Gesture communication and expression in advanced technologies such as new sensors, mobile devices, or specialized interactive systems, have given a new dimension to a broad range of applications never before experienced, such as entertainments, pedagogical and artistic applications, rehabilitation, etc. The study of gestures requires more and more understanding of the different levels of representation that underly their production, from meanings to motion performances characterized by high-dimensional time-series data. This is even more true for skilled and expressive gestures, or for communicative gestures, involving high level semiotic and cognitive representations, and requiring extreme rapidity, accuracy, and physical engagement with the environment.
Our line of research focuses specifically on the study of variability in motion captured data, linked to different forms of expressiveness, or to the sequencing of semantic actions in selected scenarios. Motion capture is used for finding relevant features that encode the main spatio-temporal characteristics of gestures: low-level features are extracted from the raw data, whereas high-level features reflect structural patterns encoding linguistic aspects of gestures.

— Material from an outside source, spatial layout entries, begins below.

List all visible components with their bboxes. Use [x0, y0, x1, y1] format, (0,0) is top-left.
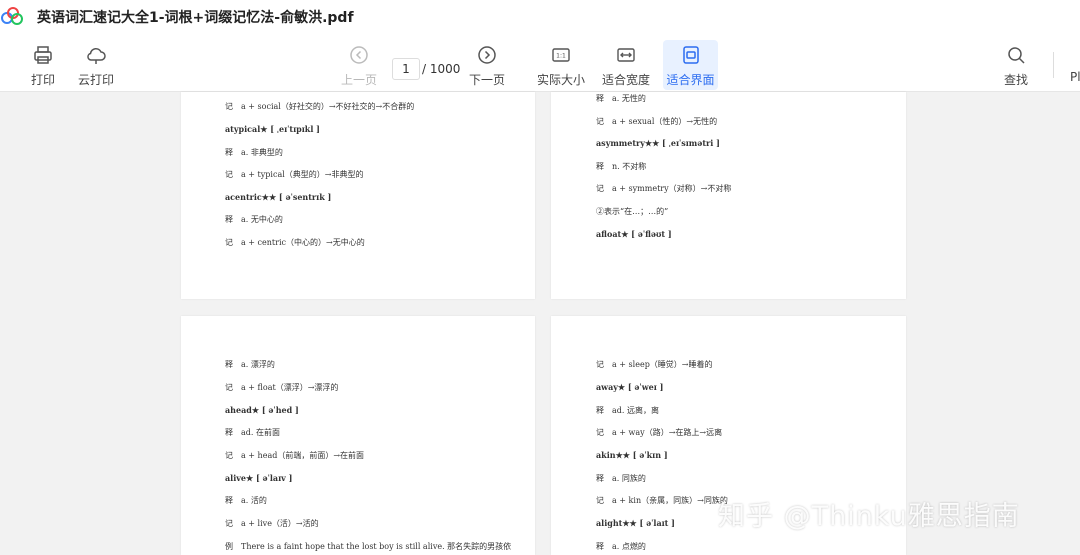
app-logo-icon — [1, 7, 23, 25]
search-button[interactable]: 查找 — [998, 40, 1034, 90]
text-line: 记 a + centric（中心的）→无中心的 — [225, 238, 365, 247]
text-line: 记 a + float（漂浮）→漂浮的 — [225, 383, 339, 392]
pdf-page-top-right: 释 a. 无性的 记 a + sexual（性的）→无性的 asymmetry★… — [551, 92, 906, 299]
text-line: 记 a + kin（亲属，同族）→同族的 — [596, 496, 728, 505]
text-line: 释 a. 无性的 — [596, 94, 646, 103]
actual-size-label: 实际大小 — [536, 73, 585, 87]
actual-size-icon: 1:1 — [552, 48, 570, 62]
print-button[interactable]: 打印 — [22, 40, 64, 90]
fit-page-label: 适合界面 — [666, 73, 715, 87]
text-line: 记 a + sleep（睡觉）→睡着的 — [596, 360, 713, 369]
text-line: 记 a + sexual（性的）→无性的 — [596, 117, 718, 126]
text-line: 记 a + head（前端，前面）→在前面 — [225, 451, 365, 460]
text-line: alight★★ [ əˈlaɪt ] — [596, 518, 675, 528]
text-line: 例 There is a faint hope that the lost bo… — [225, 542, 512, 551]
text-line: ②表示“在…；…的” — [596, 207, 669, 216]
actual-size-button[interactable]: 1:1 实际大小 — [534, 40, 588, 90]
toolbar-divider — [1053, 52, 1054, 78]
text-line: akin★★ [ əˈkɪn ] — [596, 450, 668, 460]
svg-text:1:1: 1:1 — [556, 53, 566, 60]
text-line: 释 a. 非典型的 — [225, 148, 283, 157]
text-line: 释 a. 无中心的 — [225, 215, 283, 224]
text-line: 记 a + way（路）→在路上→远离 — [596, 428, 723, 437]
fit-page-icon — [682, 46, 699, 64]
text-line: 记 a + social（好社交的）→不好社交的→不合群的 — [225, 102, 415, 111]
text-line: alive★ [ əˈlaɪv ] — [225, 473, 293, 483]
arrow-right-circle-icon — [478, 46, 496, 64]
page-number-input[interactable]: 1 — [392, 58, 420, 80]
toolbar-overflow-label[interactable]: Pl — [1070, 70, 1080, 84]
printer-icon — [34, 46, 52, 64]
text-line: 释 a. 点燃的 — [596, 542, 646, 551]
cloud-icon — [87, 47, 106, 64]
text-line: atypical★ [ ˌeɪˈtɪpɪkl ] — [225, 124, 320, 134]
text-line: away★ [ əˈweɪ ] — [596, 382, 664, 392]
prev-page-button[interactable]: 上一页 — [336, 40, 382, 90]
text-line: 释 ad. 在前面 — [225, 428, 280, 437]
text-line: ahead★ [ əˈhed ] — [225, 405, 299, 415]
text-line: 释 a. 活的 — [225, 496, 267, 505]
text-line: 记 a + live（活）→活的 — [225, 519, 319, 528]
text-line: 释 a. 同族的 — [596, 474, 646, 483]
fit-width-icon — [617, 48, 635, 62]
text-line: asymmetry★★ [ ˌeɪˈsɪmətri ] — [596, 138, 720, 148]
text-line: 释 n. 不对称 — [596, 162, 647, 171]
text-line: afloat★ [ əˈfləʊt ] — [596, 229, 672, 239]
next-page-button[interactable]: 下一页 — [464, 40, 510, 90]
watermark: 知乎 @Thinku雅思指南 — [718, 501, 1020, 532]
text-line: acentric★★ [ əˈsentrɪk ] — [225, 192, 332, 202]
print-label: 打印 — [30, 73, 55, 87]
fit-width-button[interactable]: 适合宽度 — [600, 40, 652, 90]
next-page-label: 下一页 — [468, 73, 505, 87]
title-bar: 英语词汇速记大全1-词根+词缀记忆法-俞敏洪.pdf — [0, 0, 1080, 34]
search-label: 查找 — [1003, 73, 1028, 87]
fit-page-button[interactable]: 适合界面 — [663, 40, 718, 90]
pdf-page-top-left: 记 a + social（好社交的）→不好社交的→不合群的 atypical★ … — [181, 92, 535, 299]
cloud-print-button[interactable]: 云打印 — [72, 40, 120, 90]
prev-page-label: 上一页 — [340, 73, 377, 87]
document-title: 英语词汇速记大全1-词根+词缀记忆法-俞敏洪.pdf — [37, 10, 354, 26]
toolbar: 打印 云打印 上一页 1 / 1000 下一页 1:1 实际大小 适合宽度 适合… — [0, 34, 1080, 92]
text-line: 释 ad. 远离，离 — [596, 406, 659, 415]
fit-width-label: 适合宽度 — [601, 73, 650, 87]
cloud-print-label: 云打印 — [77, 73, 114, 87]
pdf-page-bottom-left: 释 a. 漂浮的 记 a + float（漂浮）→漂浮的 ahead★ [ əˈ… — [181, 316, 535, 555]
text-line: 记 a + typical（典型的）→非典型的 — [225, 170, 364, 179]
page-total: / 1000 — [422, 62, 461, 76]
text-line: 释 a. 漂浮的 — [225, 360, 275, 369]
arrow-left-circle-icon — [350, 46, 368, 64]
search-icon — [1008, 47, 1025, 64]
text-line: 记 a + symmetry（对称）→不对称 — [596, 184, 732, 193]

- Concerning expressive gestures, the first challenge is to define and characterize the expressiveness and variability in human movement. As stated above, this expressiveness is considered at all levels of gesture generation, and involves both a semantic dimension (from actions that convey a specific meaning to sign languages that imply the linguistic aspects of phonetics, phonology, prosody, etc.), and an expressive dimension induced by intentional variations or emotional states of the actor, and results in variations in the produced signals.
- The second challenge is to explore new motion representation spaces that reflect the expressiveness and variability contained in the data. This implies to reduce the complexity of the high-dimensional motion data by proposing different embeddings for these data. Such embeddings should enable to characterize and parameterize specific action sequences, and give rise to original approaches for recognition, or generation of new behaviors, inspired by sensorimotor biological processes.
- The third challenge is to be able to link the different levels of representation, from narrative scenarios through structural patterns of actions, to continuous streams of motion data. More precisely, the aim is to extract structural patterns from data and to understand how these discrete patterns influence the synthesis of gestures while preserving the semantics of actions as well as subtle expressive variations.
- The fourth challenge concerns the definition of evaluation protocols that are necessary for evaluating the different hypothesis and models that are constructed at all the levels of the perception-production loop. Our approach follows the motor theory of perception, where motor production is necessarily involved in the recognition of sensory cues (audio, visual, etc.) and encoded actions. These evaluations will be considered both quantitatively and perceptually.